One of the biggest changes in store for the market, which will happen every Tuesday evening until Sept. 20, is that it is going to take up all of the grassy area around city hall instead of just the walkway.
Because of the larger space the market has, Benoit said there will be less congestion than in previous years and people will have three entrances into the market.
On top of this, Benoit said the market, which will serve ready-to-eat meals, is pushing for a waste-reduction project where all the containers and utensils used by vendors must be compostable.
"Our goal is to collaborate and partner with the municipal waste program," Benoit said.
Benoit is not just the market's chairperson - she's also a vendor. She said having the fourth annual farmers market is important to her on a personal level.
"It's a place of exchange where we can exchange goods," Benoit said. "It's also a place of ideas and community exchange."
Each year the market grows and Benoit said because of that growth and because the market can engage new vendors each year, it's a community-wide success.
But for her, the market is just as much about the education it promotes.

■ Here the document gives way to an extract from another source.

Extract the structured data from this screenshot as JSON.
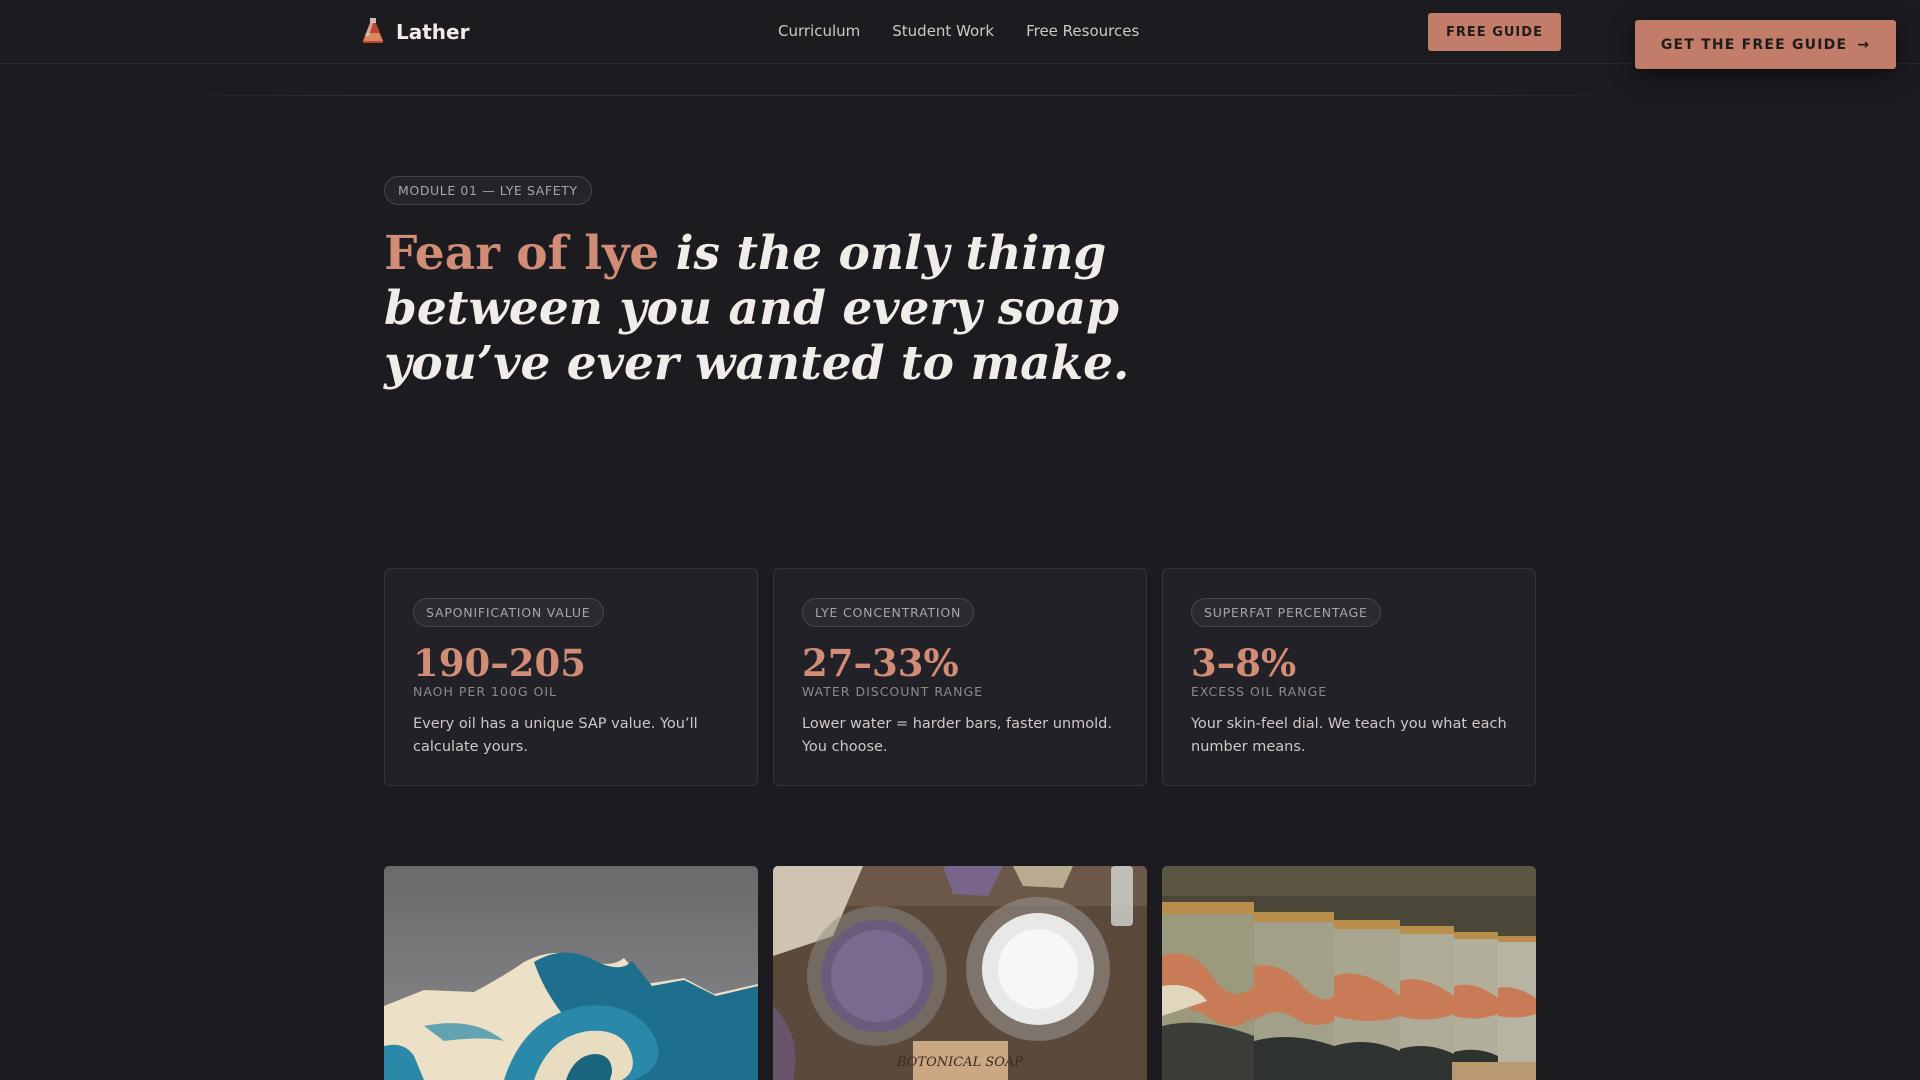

She said the vendors are learning about marketing food, food distribution and food safety, which creates a type of institutional memory for the community.
Benoit, for instance, taught herself to can food.
She said this is vital for a community where this kind of knowledge skipped one or two generations, ever since the highway to the south opened up.
"I care about the food security of all Yellowknifers and I see the market as one of many solutions to tackling food security," Benoit said. "We're all relearning how to cook and bake in large volumes."
"Many of us are relearning skills our forefathers had."